Due to global warming uncovering vast amounts of permafrost in the Arctic, Beattie's team had a better time of it than Sir McClintock - to be sure. And what Beattie's team found found for lack of a better word were ice mummies. These men's bodies were well-preserved, undisturbed for many long decades. In fact, their faces still betrayed the cruel, icy manner of their deaths - forever frozen in time.

Petty Officer John Torrington
Petty Officer John Torrington at his final resting place where he died sometime between 1846-1850.

In 1984 and 1986, Beattie found and exhumed the frozen bodies of Petty Officer John Torrington, Able-bodied Seaman John Hartnell and Royal Marine William Braine, on Beechy Island. Beattie noticed highly elevated levels of lead in the sailor's tissues. He was able to trace the source to the expedition's food supply.

Weeks before Franklin set sail, a contractor named Stephen Goldner worked frantically on the large and hasty order of 8,000 tins ordered by the voyage.
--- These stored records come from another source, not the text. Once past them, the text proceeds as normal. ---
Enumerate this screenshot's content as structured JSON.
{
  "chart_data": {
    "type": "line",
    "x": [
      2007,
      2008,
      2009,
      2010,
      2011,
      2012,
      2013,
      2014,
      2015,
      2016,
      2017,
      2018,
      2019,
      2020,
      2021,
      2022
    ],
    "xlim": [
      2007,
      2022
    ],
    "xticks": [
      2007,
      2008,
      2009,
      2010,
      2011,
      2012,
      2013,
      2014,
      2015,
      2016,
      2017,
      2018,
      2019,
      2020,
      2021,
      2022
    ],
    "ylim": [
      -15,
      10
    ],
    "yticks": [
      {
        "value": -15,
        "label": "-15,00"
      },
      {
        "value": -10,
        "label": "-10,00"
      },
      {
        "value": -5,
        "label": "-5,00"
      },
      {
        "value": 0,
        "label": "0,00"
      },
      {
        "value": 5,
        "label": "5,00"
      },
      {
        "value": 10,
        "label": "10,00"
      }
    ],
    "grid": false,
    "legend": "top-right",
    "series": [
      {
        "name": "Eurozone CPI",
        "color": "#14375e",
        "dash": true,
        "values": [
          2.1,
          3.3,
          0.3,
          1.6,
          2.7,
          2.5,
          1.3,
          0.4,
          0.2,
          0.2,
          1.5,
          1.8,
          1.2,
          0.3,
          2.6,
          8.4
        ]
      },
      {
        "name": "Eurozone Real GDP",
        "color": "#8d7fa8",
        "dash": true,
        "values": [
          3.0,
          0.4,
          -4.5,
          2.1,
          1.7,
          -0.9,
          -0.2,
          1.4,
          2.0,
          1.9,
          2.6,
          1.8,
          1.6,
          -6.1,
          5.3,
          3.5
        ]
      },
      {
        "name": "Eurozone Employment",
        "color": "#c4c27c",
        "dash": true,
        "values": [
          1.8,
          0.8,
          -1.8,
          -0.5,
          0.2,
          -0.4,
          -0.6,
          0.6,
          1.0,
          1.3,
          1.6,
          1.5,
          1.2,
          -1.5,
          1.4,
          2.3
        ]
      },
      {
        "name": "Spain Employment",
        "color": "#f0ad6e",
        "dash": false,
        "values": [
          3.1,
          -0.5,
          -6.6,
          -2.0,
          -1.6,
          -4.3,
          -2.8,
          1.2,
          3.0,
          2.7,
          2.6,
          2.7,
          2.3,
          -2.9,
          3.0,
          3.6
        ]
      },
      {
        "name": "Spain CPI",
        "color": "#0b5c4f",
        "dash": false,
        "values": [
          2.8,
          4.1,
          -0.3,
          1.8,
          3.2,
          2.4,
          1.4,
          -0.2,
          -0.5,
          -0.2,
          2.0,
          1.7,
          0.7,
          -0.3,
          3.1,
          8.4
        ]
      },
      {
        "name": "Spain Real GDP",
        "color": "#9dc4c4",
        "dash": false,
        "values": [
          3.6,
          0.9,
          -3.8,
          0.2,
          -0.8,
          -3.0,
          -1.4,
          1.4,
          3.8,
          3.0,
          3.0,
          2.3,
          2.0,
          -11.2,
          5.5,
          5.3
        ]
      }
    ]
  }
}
The tins were quickly manufactured. They were found to have lead soldering sealing them. Beattie found that the tins were coated inside and out with toxic lead. In his words the lead was "thick and sloppily done, and dripped like melted candle wax down the inside surface".

Lead poisoning is known to cause insanity. It causes delirium, cognitive deficits, tremors, hallucinations, and convulsions.

Coupled with the brutal cold and the extreme isolation of being trapped at sea with no hope of rescue: it is highly probably that many of these men went mad. Evidence of cannibalism exists in the form of gnaws and cut marks found on human bones discovered on the surrounding islands in Victoria Strait.

Both ships would remain lost and entombed somewhere in the thick Canadian Arctic ice until October of 2014. A federally funded Parks Canada expedition led by underwater archeologist Ryan Harris found HMS Erebus. Using sonar, drones and several dives into the icy arctic water, Harris discovered that the ice around Erebus had thawed and the ship had sunk the to the bottom of the Strait near the remote inlet of Banks Island.

Ryan Harris discovers the HMS Erebus
Ryan Harris discovers the final resting place of the HMS Erebus in October of 2014.

Harris, in an interview with CBC, said that during a dive he and his colleague Jonathan Moore were able to drop down between the exposed beams of the Erebus and "peer around" the interior, including the crew's mess. The pair could see below decks through old skylights and other openings but did not enter the interior of the ship.

This discovery did not go unnoticed. Prime Minister of Canada, Stephen Harper, congratulated Harris and his team in a nationally televised award presentation.

As of today the HMS Terror still remains lost.

It took 168 years and generations of dedicated explorers to only partially discover the fate of the the lost expedition. These bold men, who were trapped and set upon by unending ice and blinding snow, were slowly driven to utter madness at the edge of the known world.

God rest their souls.

References:
Wikipedia, King William's Island
Wikipedia, The Note
Archeology Institute Of America (AIA), Northwest Passage Saga
Amazon, The Terror by Dan Simmons New York : Little, Brown and Co., 2007.
Amazon, Frozen in time: The fate of the Franklin Expedition by Owen Beattie & John Geiger, Vancouver : Greystone Books, c1998.